DELISTED food processing firm Cairns Holding has received the regulatory approval paving way for a South Africa-based investor to inject $30 million to boost output, NewsDay Business has learnt.
By Victoria Mtomba
A source close to the development told NewsDay that Vasari had been waiting for the nod to inject fresh capital into the company following its near-collapse a few years back.
“We wanted shareholders, creditors and regulatory authorities to give us the go ahead and that has been done. We will proceed by scheme of arrangement,” the source said.
The regulatory processes, according to the source, included a proposed plan by the investors to comply with the country’s indigenisation and empowerment regulations compelling foreign-owned firms to sell 51% stake to locals.
Vasari assumed 67% shareholding in Cairns after the Reserve Bank of Zimbabwe disposed its stake in line with a government directive for the apex bank to wind up non-core activities.

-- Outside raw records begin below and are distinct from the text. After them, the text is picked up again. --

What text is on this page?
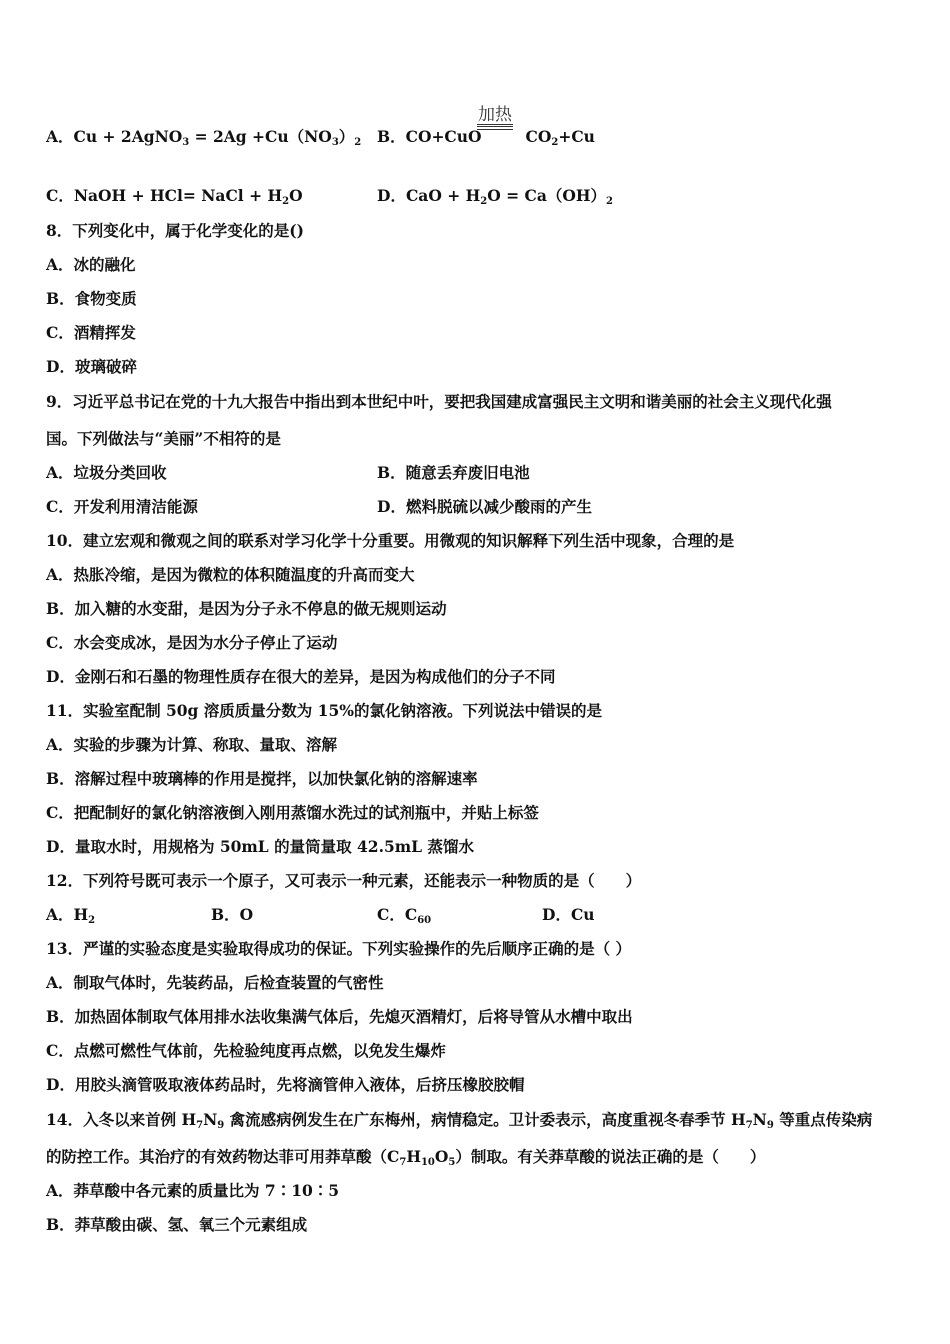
A．Cu + 2AgNO$_3$ = $2Ag +Cu(NO_3)_2$ B．CO+CuO	$CO_2+Cu$
加热
C．NaOH + HCl= NaCl + $H_2O$	D．CaO + $H_2O = Ca(OH)_2$
8．下列变化中，属于化学变化的是()
A．冰的融化
B．食物变质
C．酒精挥发
D．玻璃破碎
9．习近平总书记在党的十九大报告中指出到本世纪中叶，要把我国建成富强民主文明和谐美丽的社会主义现代化强
国。下列做法与“美丽”不相符的是
A．垃圾分类回收	B．随意丢弃废旧电池
C．开发利用清洁能源	D．燃料脱硫以减少酸雨的产生
10．建立宏观和微观之间的联系对学习化学十分重要。用微观的知识解释下列生活中现象，合理的是
A．热胀冷缩，是因为微粒的体积随温度的升高而变大
B．加入糖的水变甜，是因为分子永不停息的做无规则运动
C．水会变成冰，是因为水分子停止了运动
D．金刚石和石墨的物理性质存在很大的差异，是因为构成他们的分子不同
11．实验室配制 50g 溶质质量分数为 15%的氯化钠溶液。下列说法中错误的是
A．实验的步骤为计算、称取、量取、溶解
B．溶解过程中玻璃棒的作用是搅拌，以加快氯化钠的溶解速率
C．把配制好的氯化钠溶液倒入刚用蒸馏水洗过的试剂瓶中，并贴上标签
D．量取水时，用规格为 50mL 的量筒量取 42.5mL 蒸馏水
12．下列符号既可表示一个原子，又可表示一种元素，还能表示一种物质的是（　　）
A．$H_2$	B．O	C．$C_{60}$	D．Cu
13．严谨的实验态度是实验取得成功的保证。下列实验操作的先后顺序正确的是（ ）
A．制取气体时，先装药品，后检查装置的气密性
B．加热固体制取气体用排水法收集满气体后，先熄灭酒精灯，后将导管从水槽中取出
C．点燃可燃性气体前，先检验纯度再点燃，以免发生爆炸
D．用胶头滴管吸取液体药品时，先将滴管伸入液体，后挤压橡胶胶帽
14．入冬以来首例 $H_7N_9$ 禽流感病例发生在广东梅州，病情稳定。卫计委表示，高度重视冬春季节 $H_7N_9$ 等重点传染病
的防控工作。其治疗的有效药物达菲可用莽草酸$(C_7H_{10}O_5)$制取。有关莽草酸的说法正确的是（　　）
A．莽草酸中各元素的质量比为 7∶10∶5
B．莽草酸由碳、氢、氧三个元素组成
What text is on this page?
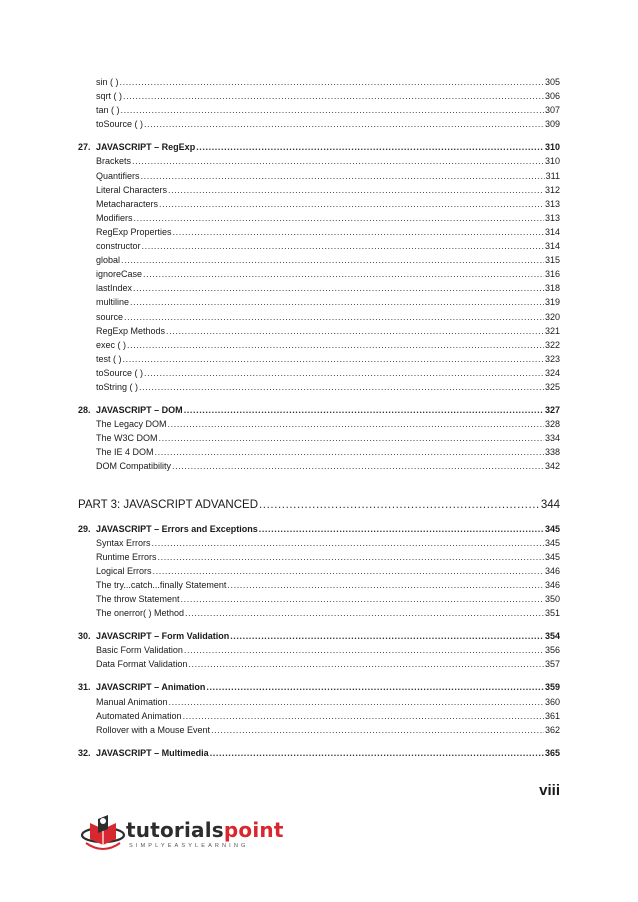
sin ( ) .....	305
sqrt ( ) .....	306
tan ( ) .....	307
toSource ( ) .....	309
27. JAVASCRIPT – RegExp .....	310
Brackets .....	310
Quantifiers .....	311
Literal Characters .....	312
Metacharacters .....	313
Modifiers .....	313
RegExp Properties .....	314
constructor .....	314
global .....	315
ignoreCase .....	316
lastIndex .....	318
multiline .....	319
source .....	320
RegExp Methods .....	321
exec ( ) .....	322
test ( ) .....	323
toSource ( ) .....	324
toString ( ) .....	325
28. JAVASCRIPT – DOM .....	327
The Legacy DOM .....	328
The W3C DOM .....	334
The IE 4 DOM .....	338
DOM Compatibility .....	342
PART 3: JAVASCRIPT ADVANCED .....	344
29. JAVASCRIPT – Errors and Exceptions .....	345
Syntax Errors .....	345
Runtime Errors .....	345
Logical Errors .....	346
The try...catch...finally Statement .....	346
The throw Statement .....	350
The onerror( ) Method .....	351
30. JAVASCRIPT – Form Validation .....	354
Basic Form Validation .....	356
Data Format Validation .....	357
31. JAVASCRIPT – Animation .....	359
Manual Animation .....	360
Automated Animation .....	361
Rollover with a Mouse Event .....	362
32. JAVASCRIPT – Multimedia .....	365
viii
tutorialspoint
SIMPLYEASYLEARNING
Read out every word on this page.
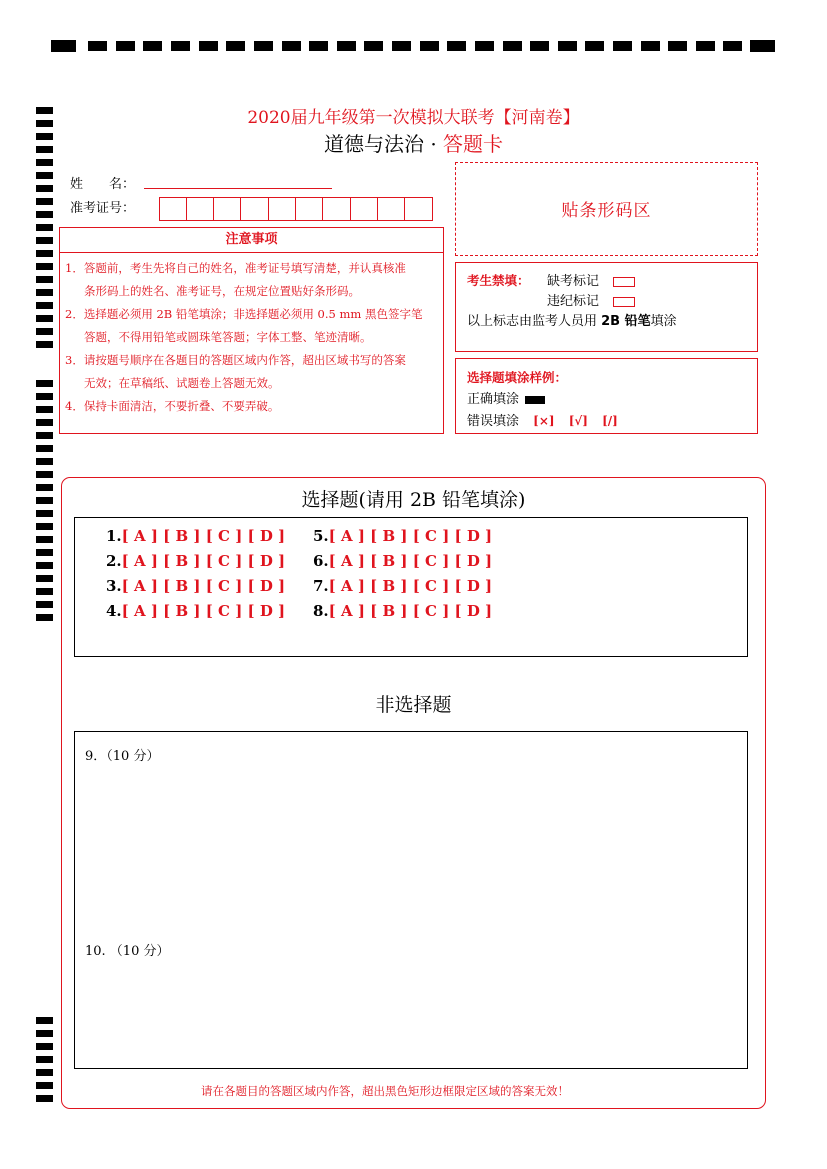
2020届九年级第一次模拟大联考【河南卷】
道德与法治 · 答题卡
姓　　名：
准考证号：	贴条形码区
注意事项

1．答题前，考生先将自己的姓名，准考证号填写清楚，并认真核准

条形码上的姓名、准考证号，在规定位置贴好条形码。

2．选择题必须用 2B 铅笔填涂；非选择题必须用 0.5 mm 黑色签字笔

答题，不得用铅笔或圆珠笔答题；字体工整、笔迹清晰。

3．请按题号顺序在各题目的答题区域内作答，超出区域书写的答案

无效；在草稿纸、试题卷上答题无效。

4．保持卡面清洁，不要折叠、不要弄破。

考生禁填： 缺考标记
违纪标记
以上标志由监考人员用 2B 铅笔填涂
选择题填涂样例：
正确填涂
错误填涂 [×] [√] [/]
选择题(请用 2B 铅笔填涂)
1.[ A ] [ B ] [ C ] [ D ]
2.[ A ] [ B ] [ C ] [ D ]
3.[ A ] [ B ] [ C ] [ D ]
4.[ A ] [ B ] [ C ] [ D ]
5.[ A ] [ B ] [ C ] [ D ]
6.[ A ] [ B ] [ C ] [ D ]
7.[ A ] [ B ] [ C ] [ D ]
8.[ A ] [ B ] [ C ] [ D ]
非选择题
9．（10 分）
10. （10 分）
请在各题目的答题区域内作答，超出黑色矩形边框限定区域的答案无效！
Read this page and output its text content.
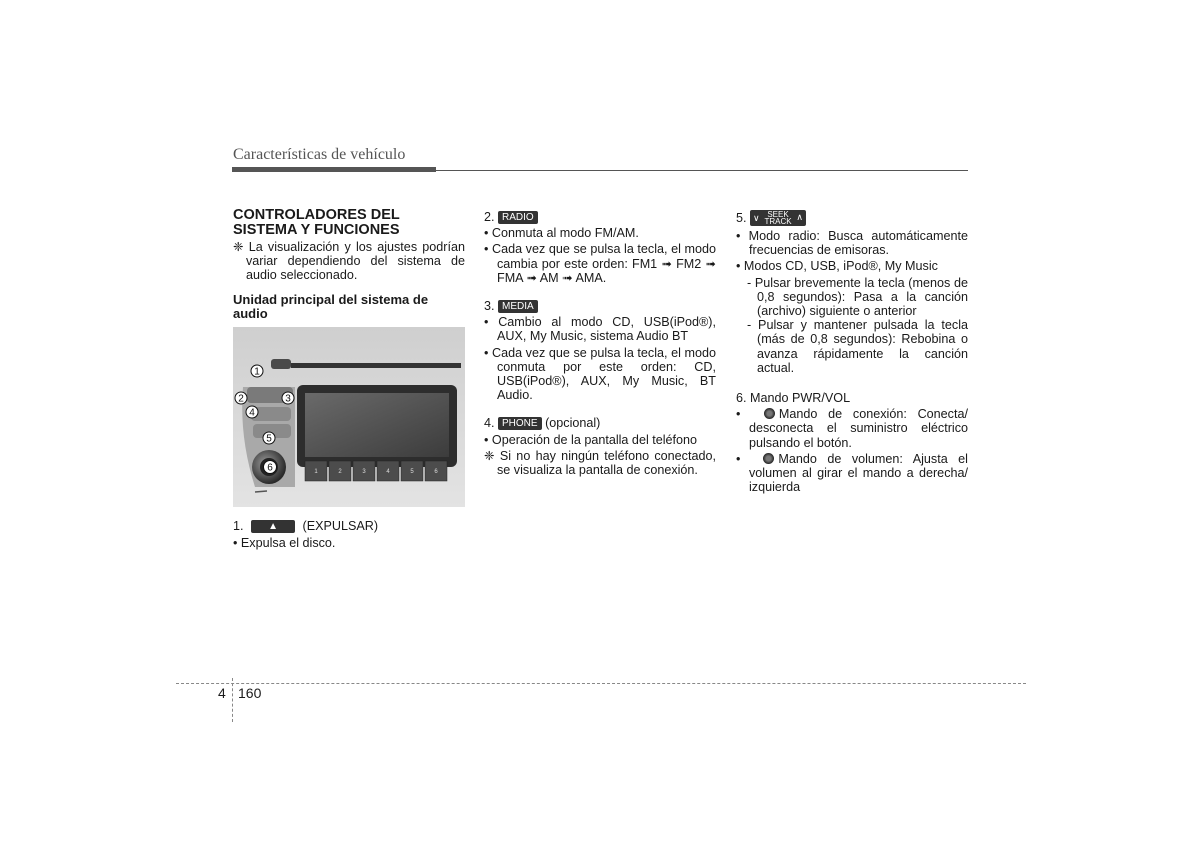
Características de vehículo
CONTROLADORES DEL SISTEMA Y FUNCIONES

❈ La visualización y los ajustes podrían variar dependiendo del sistema de audio seleccionado.

Unidad principal del sistema de audio
1	2	3	4	5	6
1
2	3
4
5
6

1. ▲ (EXPULSAR)

• Expulsa el disco.

2. RADIO

• Conmuta al modo FM/AM.

• Cada vez que se pulsa la tecla, el modo cambia por este orden: FM1 ➟ FM2 ➟ FMA ➟ AM ➟ AMA.

3. MEDIA

• Cambio al modo CD, USB(iPod®), AUX, My Music, sistema Audio BT

• Cada vez que se pulsa la tecla, el modo conmuta por este orden: CD, USB(iPod®), AUX, My Music, BT Audio.

4. PHONE (opcional)

• Operación de la pantalla del teléfono

❈ Si no hay ningún teléfono conectado, se visualiza la pantalla de conexión.

5. ∨ SEEK
TRACK ∧

• Modo radio: Busca automáticamente frecuencias de emisoras.

• Modos CD, USB, iPod®, My Music

- Pulsar brevemente la tecla (menos de 0,8 segundos): Pasa a la canción (archivo) siguiente o anterior

- Pulsar y mantener pulsada la tecla (más de 0,8 segundos): Rebobina o avanza rápidamente la canción actual.

6. Mando PWR/VOL

•  Mando de conexión: Conecta/ desconecta el suministro eléctrico pulsando el botón.

•  Mando de volumen: Ajusta el volumen al girar el mando a derecha/ izquierda

4 160
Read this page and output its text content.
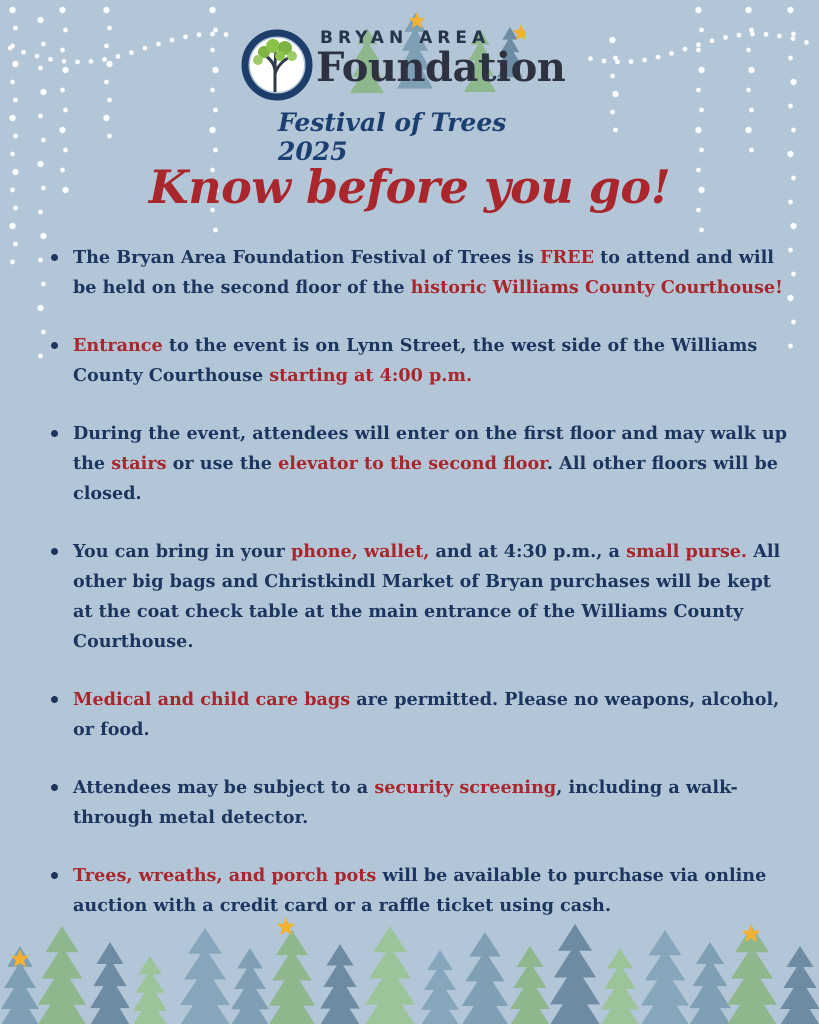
BRYAN AREA
Foundation
Festival of Trees 2025
Know before you go!
The Bryan Area Foundation Festival of Trees is FREE to attend and will be held on the second floor of the historic Williams County Courthouse!
Entrance to the event is on Lynn Street, the west side of the Williams County Courthouse starting at 4:00 p.m.
During the event, attendees will enter on the first floor and may walk up the stairs or use the elevator to the second floor. All other floors will be closed.
You can bring in your phone, wallet, and at 4:30 p.m., a small purse. All other big bags and Christkindl Market of Bryan purchases will be kept at the coat check table at the main entrance of the Williams County Courthouse.
Medical and child care bags are permitted. Please no weapons, alcohol, or food.
Attendees may be subject to a security screening, including a walk-through metal detector.
Trees, wreaths, and porch pots will be available to purchase via online auction with a credit card or a raffle ticket using cash.
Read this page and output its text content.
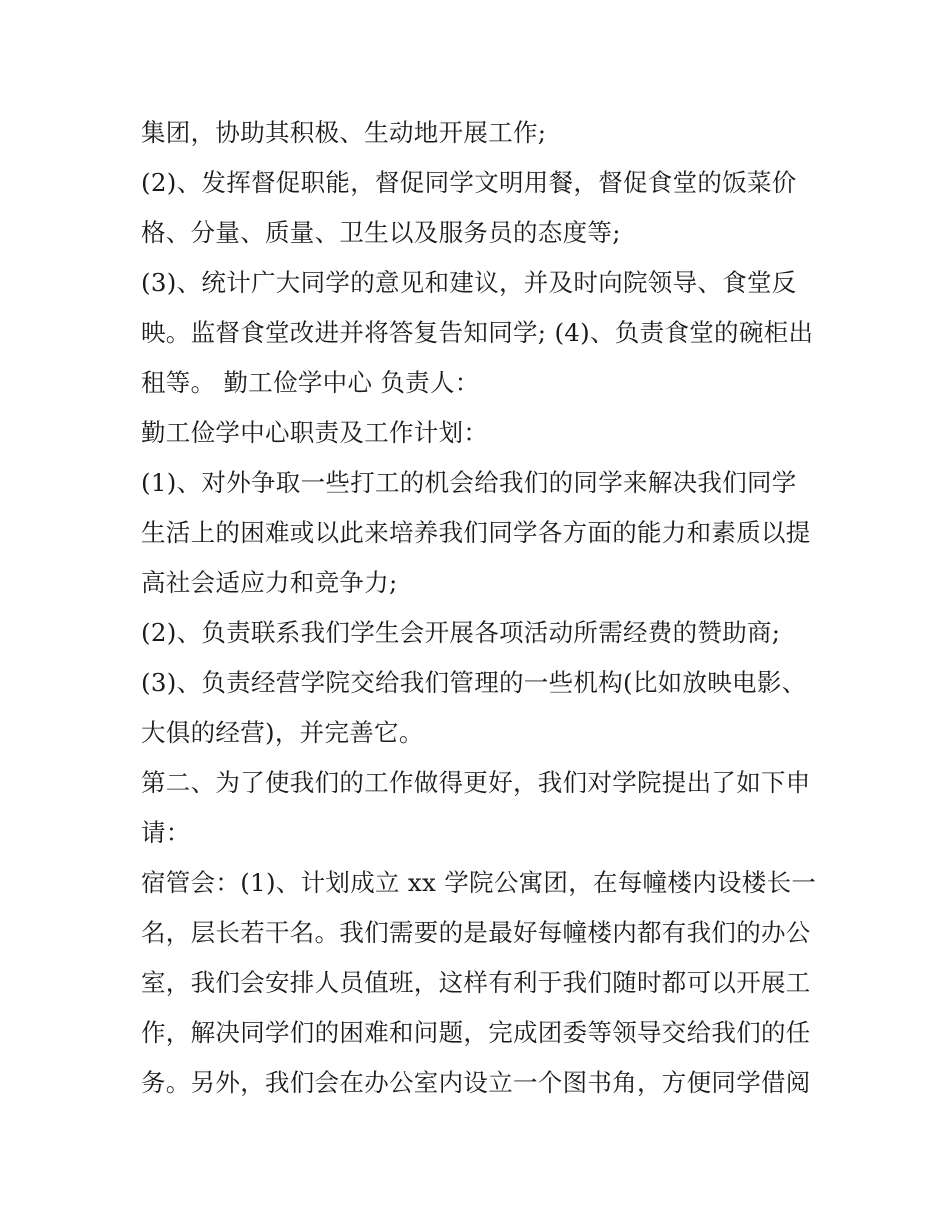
集团，协助其积极、生动地开展工作;
(2)、发挥督促职能，督促同学文明用餐，督促食堂的饭菜价
格、分量、质量、卫生以及服务员的态度等;
(3)、统计广大同学的意见和建议，并及时向院领导、食堂反
映。监督食堂改进并将答复告知同学; (4)、负责食堂的碗柜出
租等。 勤工俭学中心 负责人：
勤工俭学中心职责及工作计划：
(1)、对外争取一些打工的机会给我们的同学来解决我们同学
生活上的困难或以此来培养我们同学各方面的能力和素质以提
高社会适应力和竞争力;
(2)、负责联系我们学生会开展各项活动所需经费的赞助商;
(3)、负责经营学院交给我们管理的一些机构(比如放映电影、
大俱的经营)，并完善它。
第二、为了使我们的工作做得更好，我们对学院提出了如下申
请：
宿管会：(1)、计划成立 xx 学院公寓团，在每幢楼内设楼长一
名，层长若干名。我们需要的是最好每幢楼内都有我们的办公
室，我们会安排人员值班，这样有利于我们随时都可以开展工
作，解决同学们的困难和问题，完成团委等领导交给我们的任
务。另外，我们会在办公室内设立一个图书角，方便同学借阅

The central bank, which at the height of the country’s economic meltdown engaged in quasi-fiscal activities, has, since the introduction of multiple currencies in 2009, ceased its non-core activities. The company’s judicial manager Regis Saruchera last year told NewsDay Business that the company had agreed to settle labour disputes outside the courts which would make it possible for the firm to retain all the staff members. This, he said, was expected to improve the handover-takeover of the firm.
Saruchera said the company was operating at between 35%-40% of installed capacity and had been producing snacks, groceries, biscuits, cornflakes and peanut butter, adding that the winery was also operational.
Cairns applied for judicial management last year after it faced viability constraints that included lack of working capital.
The company also voluntarily delisted from the Zimbabwe Stock Exchange.
In 2012, the company reported a $8,1 million loss for the year to August 2012.
The company is currently saddled with a $11 million debt, with banks being the main creditors.